CISOs can no longer postpone in the age of AI
As artificial intelligence and advanced AI models develop, the ways in which applications are protected are evolving just as quickly as the technologies they are designed to secure. According to Michael Montoya, Chief Technology Operations Officer at F5, chief information security officers are under enormous pressure to keep up with this pace.
Increasingly, this means using AI not only to support the business, but also to protect organizations against new threats.
F5’s recently published “2026 State of Application Strategy Report” analyzes new trends related to applications, APIs, and artificial intelligence that are changing the scope of CISO responsibility. Based on a survey of IT decision-makers from around the world, the author identifies three priorities that can no longer be postponed.
1. Understanding the impact of AI and automation on infrastructure
According to F5 research, more than half of the applications used by organizations, 55%, are already supported by AI, while experiments involving artificial intelligence are increasingly moving into production environments. In addition, 67% of organizations use AI to accelerate automation processes. Soon, the volume of machine-generated traffic will exceed human-generated traffic.
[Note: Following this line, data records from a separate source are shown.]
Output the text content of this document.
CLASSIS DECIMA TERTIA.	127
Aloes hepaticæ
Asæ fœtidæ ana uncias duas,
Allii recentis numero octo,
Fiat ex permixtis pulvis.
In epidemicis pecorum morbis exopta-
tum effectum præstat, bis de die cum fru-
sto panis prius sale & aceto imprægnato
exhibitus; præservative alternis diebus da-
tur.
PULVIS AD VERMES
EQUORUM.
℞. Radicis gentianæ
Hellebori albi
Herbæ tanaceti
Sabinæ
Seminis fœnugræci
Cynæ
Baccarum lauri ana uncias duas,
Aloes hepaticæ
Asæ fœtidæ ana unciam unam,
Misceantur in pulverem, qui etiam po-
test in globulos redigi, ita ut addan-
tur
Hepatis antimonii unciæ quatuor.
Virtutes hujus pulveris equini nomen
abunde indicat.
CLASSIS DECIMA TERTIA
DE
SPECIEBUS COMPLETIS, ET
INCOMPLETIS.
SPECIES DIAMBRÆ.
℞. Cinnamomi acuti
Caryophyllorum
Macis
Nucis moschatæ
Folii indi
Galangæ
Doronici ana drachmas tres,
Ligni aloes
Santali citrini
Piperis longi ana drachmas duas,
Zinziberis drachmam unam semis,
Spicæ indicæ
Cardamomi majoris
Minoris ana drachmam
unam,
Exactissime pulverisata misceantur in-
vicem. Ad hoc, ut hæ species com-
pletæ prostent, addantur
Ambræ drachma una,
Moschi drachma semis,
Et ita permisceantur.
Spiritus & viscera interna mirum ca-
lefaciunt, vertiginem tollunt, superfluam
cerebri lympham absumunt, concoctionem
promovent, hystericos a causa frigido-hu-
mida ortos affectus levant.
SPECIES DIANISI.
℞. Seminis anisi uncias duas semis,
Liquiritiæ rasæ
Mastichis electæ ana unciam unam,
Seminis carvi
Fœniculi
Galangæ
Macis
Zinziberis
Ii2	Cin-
The transformation linked to AI and automation is progressing very quickly. However, most IT environments were not designed with enough flexibility to withstand such dynamic change, which poses a significant challenge for security teams.
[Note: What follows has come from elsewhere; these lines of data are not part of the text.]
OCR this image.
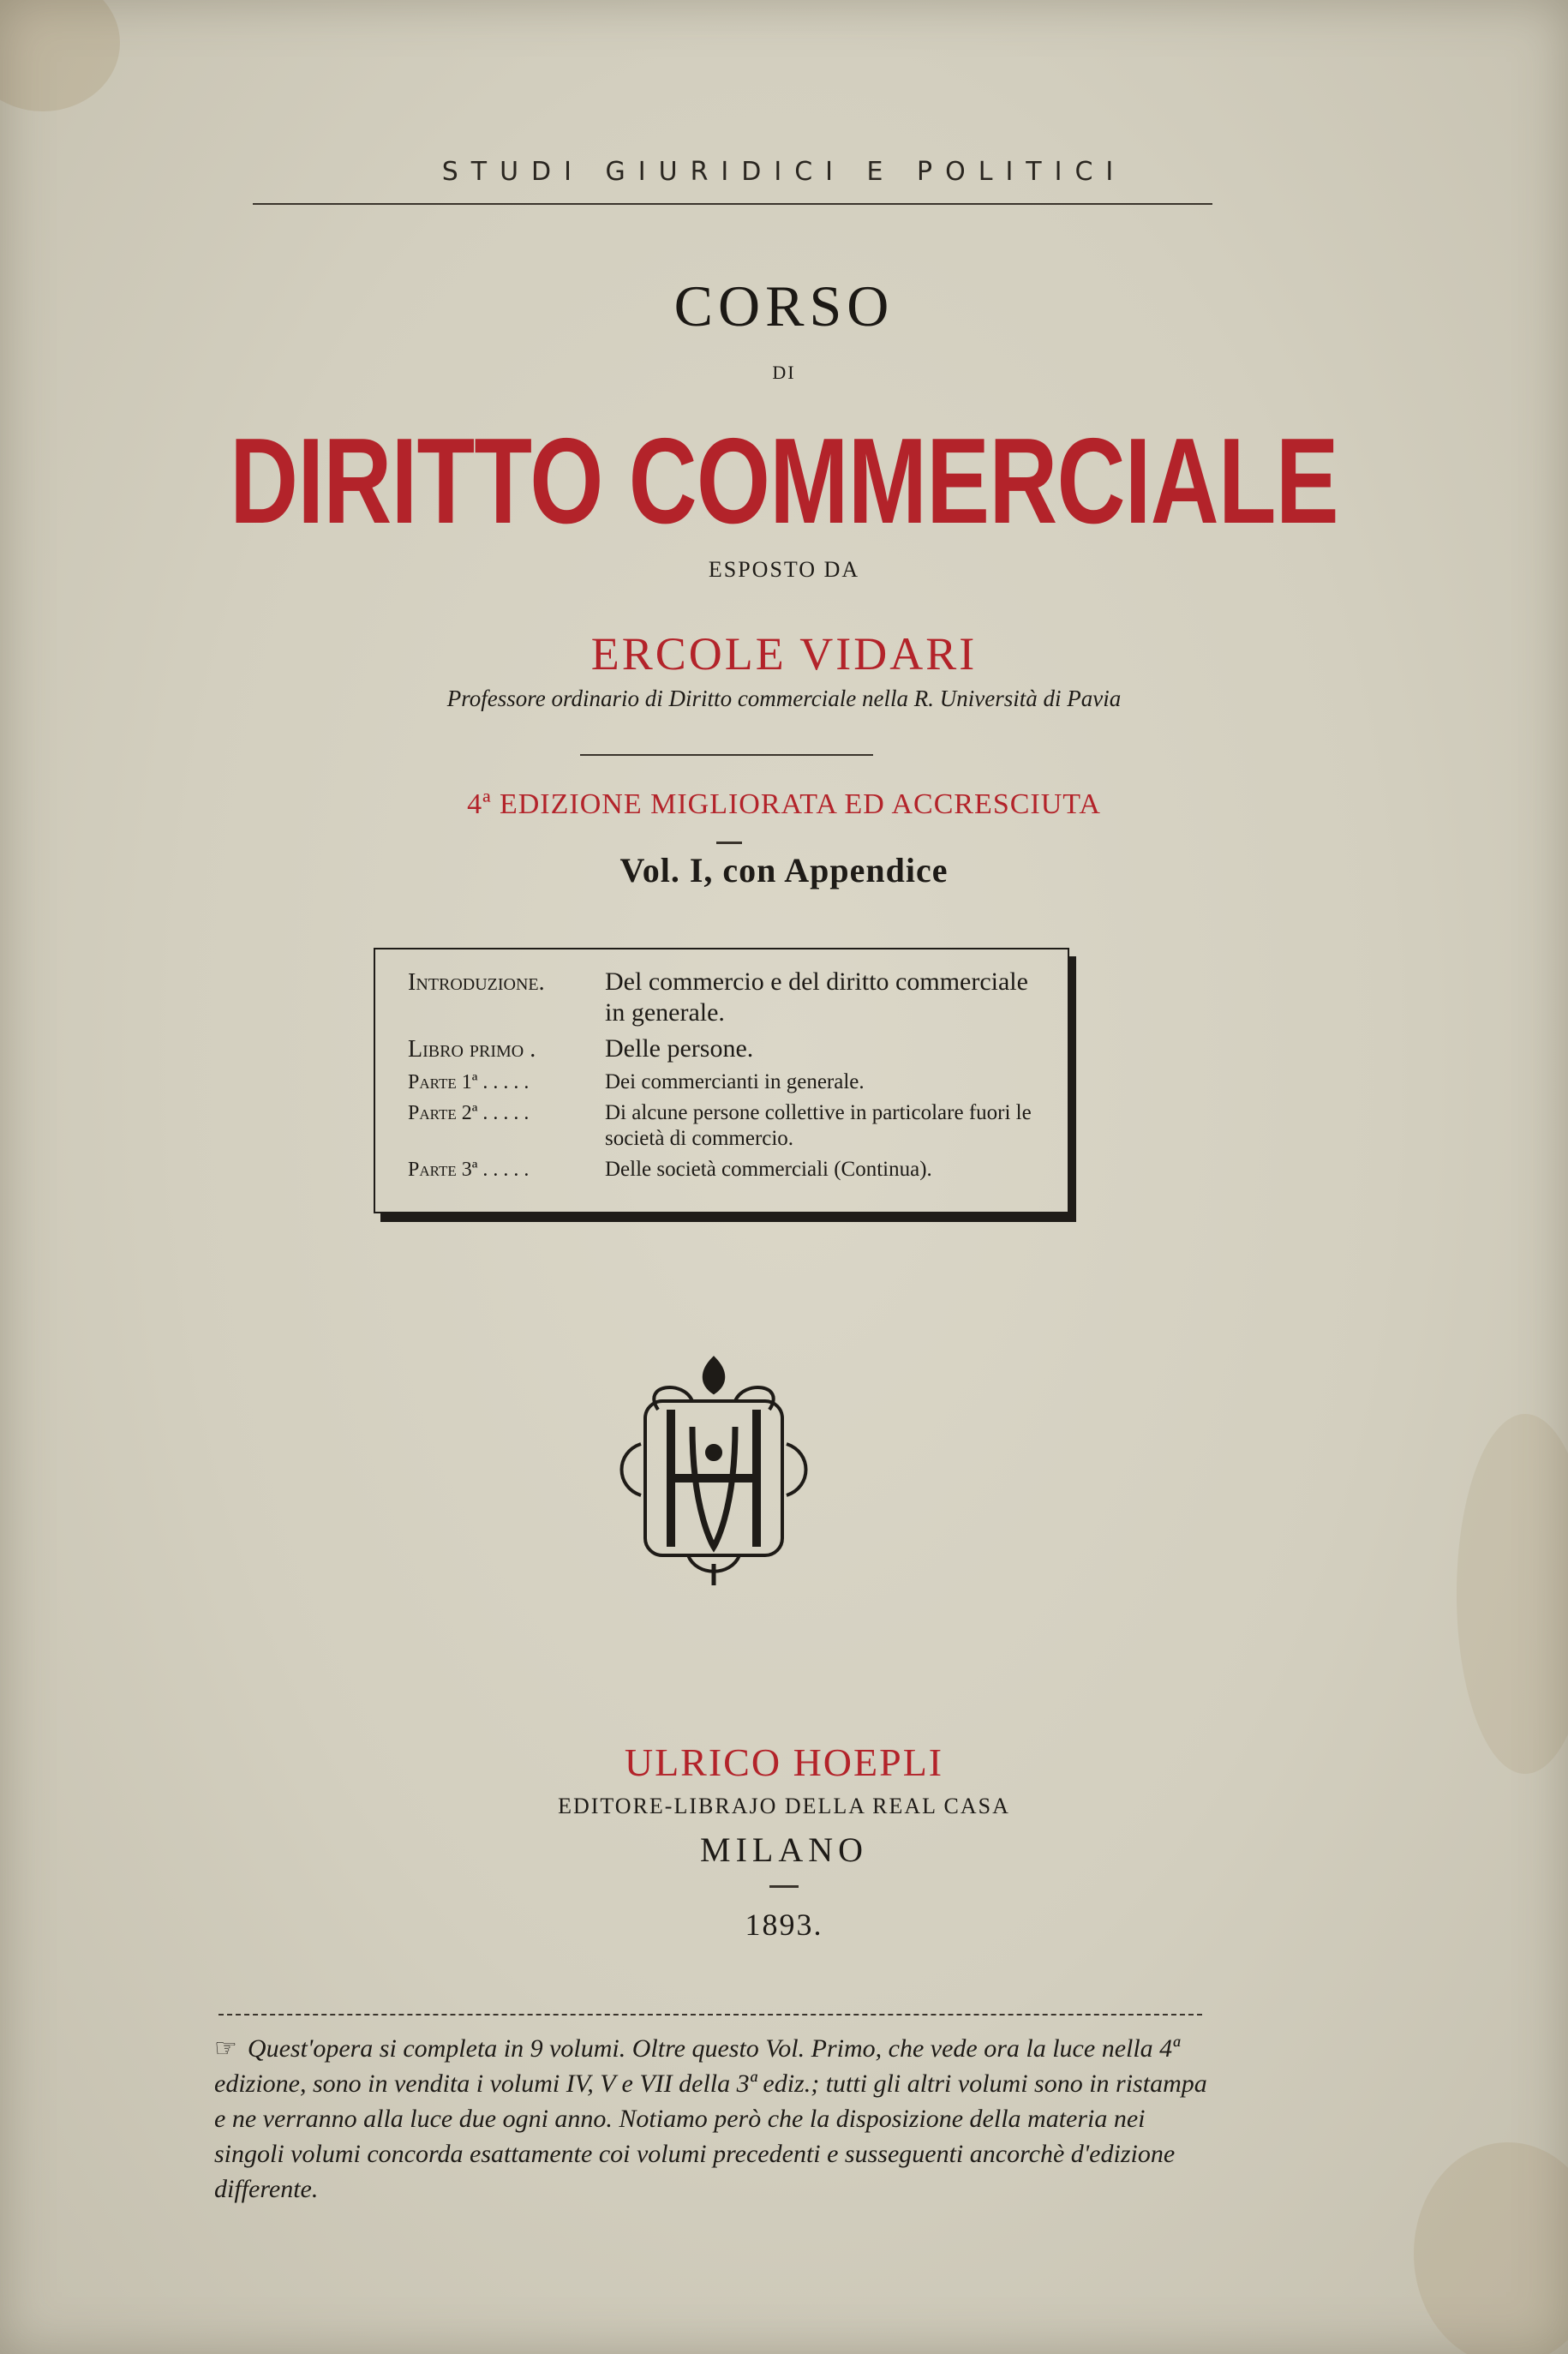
STUDI GIURIDICI E POLITICI
CORSO
DI
DIRITTO COMMERCIALE
ESPOSTO DA
ERCOLE VIDARI
Professore ordinario di Diritto commerciale nella R. Università di Pavia
4ª EDIZIONE MIGLIORATA ED ACCRESCIUTA
Vol. I, con Appendice
Introduzione.	Del commercio e del diritto commerciale in generale.
Libro primo .	Delle persone.
Parte 1ª . . . . .	Dei commercianti in generale.
Parte 2ª . . . . .	Di alcune persone collettive in particolare fuori le società di commercio.
Parte 3ª . . . . .	Delle società commerciali (Continua).
ULRICO HOEPLI
EDITORE-LIBRAJO DELLA REAL CASA
MILANO
1893.
☞ Quest'opera si completa in 9 volumi. Oltre questo Vol. Primo, che vede ora la luce nella 4ª edizione, sono in vendita i volumi IV, V e VII della 3ª ediz.; tutti gli altri volumi sono in ristampa e ne verranno alla luce due ogni anno. Notiamo però che la disposizione della materia nei singoli volumi concorda esattamente coi volumi precedenti e susseguenti ancorchè d'edizione differente.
AI systems introduce new types of activity into IT environments. Applications communicate with models, agents launch additional services and functions, and automation systems generate constant traffic across APIs. As a result, the number of dependencies and connections between individual elements of the IT environment is growing, and the resulting communication paths must be taken into account when designing security measures.
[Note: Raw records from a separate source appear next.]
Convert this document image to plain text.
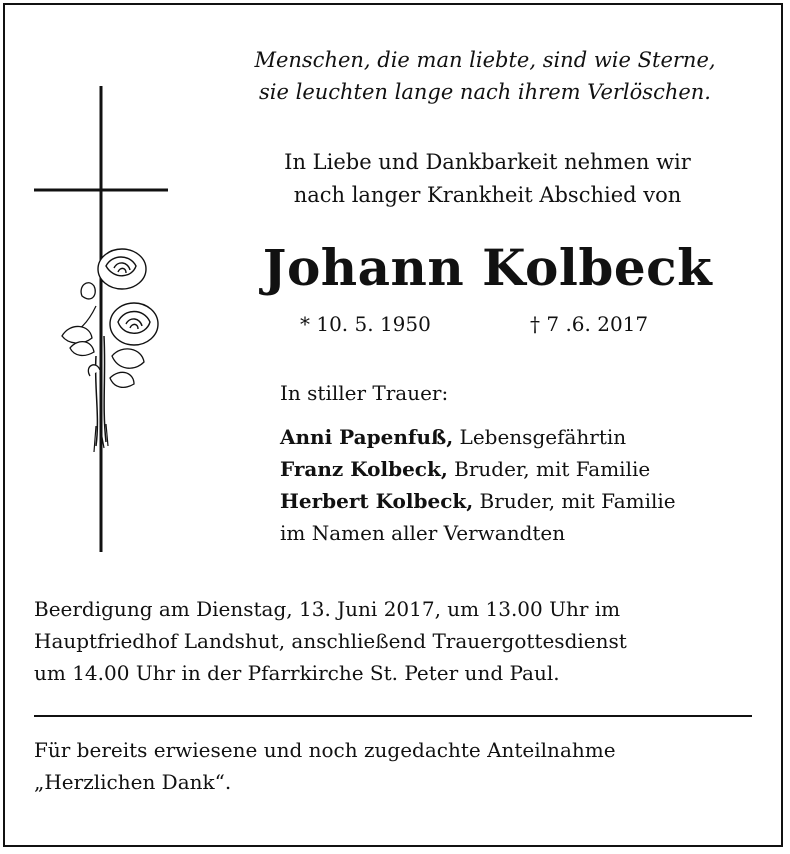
Menschen, die man liebte, sind wie Sterne,
sie leuchten lange nach ihrem Verlöschen.
In Liebe und Dankbarkeit nehmen wir
nach langer Krankheit Abschied von
Johann Kolbeck
* 10. 5. 1950	† 7 .6. 2017
In stiller Trauer:
Anni Papenfuß, Lebensgefährtin
Franz Kolbeck, Bruder, mit Familie
Herbert Kolbeck, Bruder, mit Familie
im Namen aller Verwandten
Beerdigung am Dienstag, 13. Juni 2017, um 13.00 Uhr im
Hauptfriedhof Landshut, anschließend Trauergottesdienst
um 14.00 Uhr in der Pfarrkirche St. Peter und Paul.
Für bereits erwiesene und noch zugedachte Anteilnahme
„Herzlichen Dank“.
The first step should be to determine where and how the organization uses AI and automation mechanisms. A full map of dependencies, communication paths, and endpoints makes it possible to assess potential risks and implement appropriate safeguards and security policies.
2. Managing AI models and AI inference as part of infrastructure
According to the F5 report, AI inference has now become the dominant way in which organizations use artificial intelligence. The average enterprise today uses seven AI models to analyze data and generate responses based on new information. Although organizations benefit from AI’s ability to analyze data, forecast trends, and support decision-making processes, the infrastructure behind these solutions is becoming increasingly complex.
The F5 report also shows that 52% of organizations use multiple AI models that work together. This creates new security threats, such as manipulation of the way queries are routed to models, data leakage as information is processed by successive models, and inconsistent application of security policies across different AI systems.
In addition, 9 out of 10 organizations will soon support AI model operations through shared infrastructure. Although this approach brings economic benefits, it also increases security and performance risks.
All of this increases the level of complexity that CISOs are already facing. Effective risk management requires treating communication between AI models and data flows as elements subject to the same oversight and protection rules that organizations currently apply to applications and network traffic.
Organizations should also recognize that the security boundary is shifting from the AI models themselves to the way they are used and the communication between systems. As a result, data and queries processed by AI models should be subject to the same analysis, authentication, and control as any other critical business process carried out through applications.
3. Simplifying infrastructure management
According to F5 research, 35% of organizations believe their infrastructure is not yet ready to support AI-related workloads.
Discussions about AI readiness often focus on performance, access to GPUs, sufficient computing power, storage throughput, or network capacity. While these are real challenges, the issue is not only about available resources. From a CISO’s perspective, security architecture and the ability to effectively implement and maintain control mechanisms in an environment where AI introduces an additional layer of complexity are equally important.
The use of artificial intelligence increases the number of potential areas lacking adequate visibility and control. Preparing an organization for broader AI implementation therefore means simplifying increasingly complex IT environments and adopting a consistent management model.
Without a unified platform for monitoring and managing these dependencies, organizations will find it increasingly difficult to respond effectively and strategically. As a result, problems may emerge in enforcing security policies, detecting fraud and cyberattacks, and removing vulnerabilities as they are identified.
How to meet the challenges of AI security
The rapid development of artificial intelligence and automation is changing the way organizations think about security. Full visibility across the environment, effective control, and the ability to manage increasingly complex hybrid and multicloud infrastructure are now becoming critical.
If AI-related security measures are fully integrated with existing application and API protection processes, organizations will gain greater flexibility in responding to threats and will be able to use artificial intelligence more safely as a tool for building competitive advantage.